И вот ее Таньчора как уехала, так и сгинула.

В последнее время старуха готова была винить в этом не дочь, а себя. В чем ее вина, она не понимала, самой ей было не по силам отправиться к Таньчоре, которая живет где-то так далеко, что старуха не могла добраться туда даже умом, не то что дорогой, но она понимала другое: нельзя матери столько не видеть свою дочь – тяжело перед собой, неловко перед людьми, стыдно перед дочерью. Вот и выходит: что она за мать, если смогла вытерпеть такую разлуку? Что она сделала для того, чтобы свидеться с Таньчорой? Только и знала, что ждать. Хоть бы палец о палец ударила. А как ударить, чтобы был толк? Господи, если бы кто-нибудь подсказал. Старуха не боялась за Люсю, верила, что она себя в обиду не даст, – не такой она человек; Варвару, ту, наоборот, мог обидеть каждый, но Варвара была рядом, почти на глазах; Илья мужик, он сумеет за себя постоять, и только Таньчора, как нарочно выброшенный кусок, больше всех маяла старухино сердце, не давая ему покоя ни днем ни ночью. Посмотреть бы на нее хоть через щелочку, хоть разок, чтобы понять, что с ней сталось, как живется ей на дальней стороне, среди чужих людей, без матери. И по лицу, без слов можно многое узнать, и тогда старуха решила бы, молиться ей за дочь или радоваться. Еще и потому ей надо было перед смертью хоть мельком взглянуть на Таньчору, чтобы снять со своей души грех за то, что она ее долго не видела, очиститься перед Богом и спокойно, радостно и светло предстать перед его судом: вот я, раба Божья Анна, черного с собой не несу.

Но сегодня был последний срок: если до темноты Таньчора не приедет, значит нечего больше и надеяться.

Уверив себя, что Таньчора обязательно будет, надо только потерпеть и не мешать ей подъезжать все ближе и ближе; старуха облегченно задремала – сначала чутко, сторожа со стороны каждый звук и все время помня, что она дремлет, потом, как это всегда бывает, ненароком выпустила себя из рук и потеряла, оставив в кровати вместо человека пустой мешок. И где она была, что делала, никто не знает.

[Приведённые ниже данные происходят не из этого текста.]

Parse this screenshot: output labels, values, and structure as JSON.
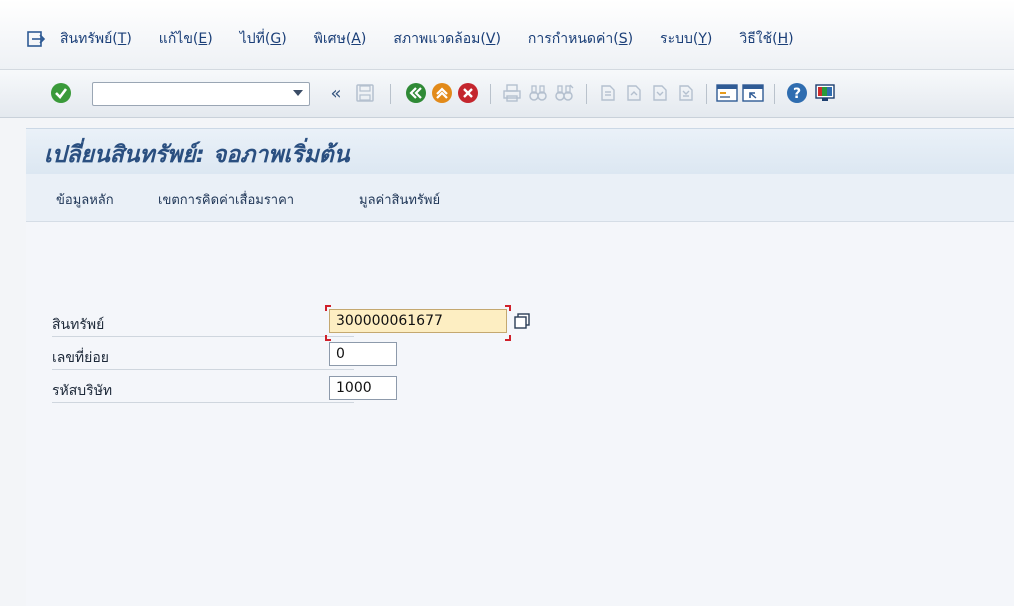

Ее воротили голоса, она услыхала их, находясь еще далеко, откуда не понять, о чем говорят. Слух первым вернулся к старухе, но он был слабым и ловил только неясное, обрывистое бормотание, похожее на бульканье, будто кто-то бросал в воду камни. Старуха теперь была не та, что раньше, когда просыпалась моментально, как тут и была; сейчас ей надо было время и силы, чтобы собрать все, что положено иметь человеку, – и слух, и глаза, и память, словно она расклеивалась во сне на части, каждая из которых норовила забыть свою службу.

Она открыла глаза и сразу ничего не различила: в комнате было сумеречно, но сумерки уже достывали до полной темноты. Окна светлели только с той, с уличной стороны, но через стекла проходило мало. Четкий, нажимистый голос Люси, не теряясь в темноте, кому-то выговаривал:

– Как вам не стыдно?! Мать чуть живая лежит, а они как с ума сошли!

Старуха и испугалась не сразу, она успела рассмотреть склонившуюся над столом голову Михаила, с другой стороны стола сидел Илья. Собираясь что-то ответить Люсе, он шевельнулся, и старуха скорее почувствовала, чем увидела и поняла, что мужики все еще не выбрались из пьянства, возятся в нем, как мухи в отраве, в которую для приманки добавили сметаны. В ногах у старухи глубоко, достав изнутри стон, вздохнула Варвара. Люсю не было видно, голос ее звучал справа, оттуда, где под божницей стояла тумбочка.

И тут на старуху напал страх. Изогнувшись в кровати, она крикнула, но крикнула не спрашивая, а зовя, требуя, чтобы ей отозвались:

– Таньчора!

До того как наклониться над старухой, Варвара оповестила:

– Матушка наша проснулась.

– Таньчора! – снова позвала старуха, отдав слуху все, что в ней осталось, даже дыхание.

– Она еще не приехала, мама. – Щелкнул выключатель, и комнату, как рукавичку, будто вывернули на другую сторону, ярким наверх. У выключателя стояла Люся. – Таньчора еще не приехала, – повторила она, видя, что старуха не понимает.

Они загораживались от света ладошками и щурили глаза. Старухе показалось, что они прячутся, потому что не хотят сказать ей правду, и она не поверила им; качая головой, она обвела их умоляющим, до последнего натянутым взглядом, который смогла выдержать только Люся, и задохнулась, будто влезла на крутую гору, не оставив сил больше ни на шаг. Таньчоры не было тут, старуха должна была понять это с самого начала, как пробудилась: при Таньчоре говорили бы о другом. Проспала. Она все еще качала головой, не веря ни себе, ни им и не в состоянии выговорить ни слова, – голова ее в отчаянной мольбе, как у нищенки, тряслась на подушке, а горло все никак не отпускало от перехватившей его боли и невозможности вернуть ни одной капли света, которая посветила бы Таньчоре. В окне, как в зеркале, замазанном с той стороны черным, отсвечивала только залитая электричеством комната, за стеклом не проступало даже самое маленькое пятнышко. Старуха приподнялась на локте и, подаваясь вперед, чуть не вываливаясь из кровати, нетерпеливо и жалобно спросила:

– Где? Где она?

Она застыла, прислушиваясь, глаза, не глядя ни на кого в отдельности, смотрели широко, чтобы не пропустить того, кто принесет ответ.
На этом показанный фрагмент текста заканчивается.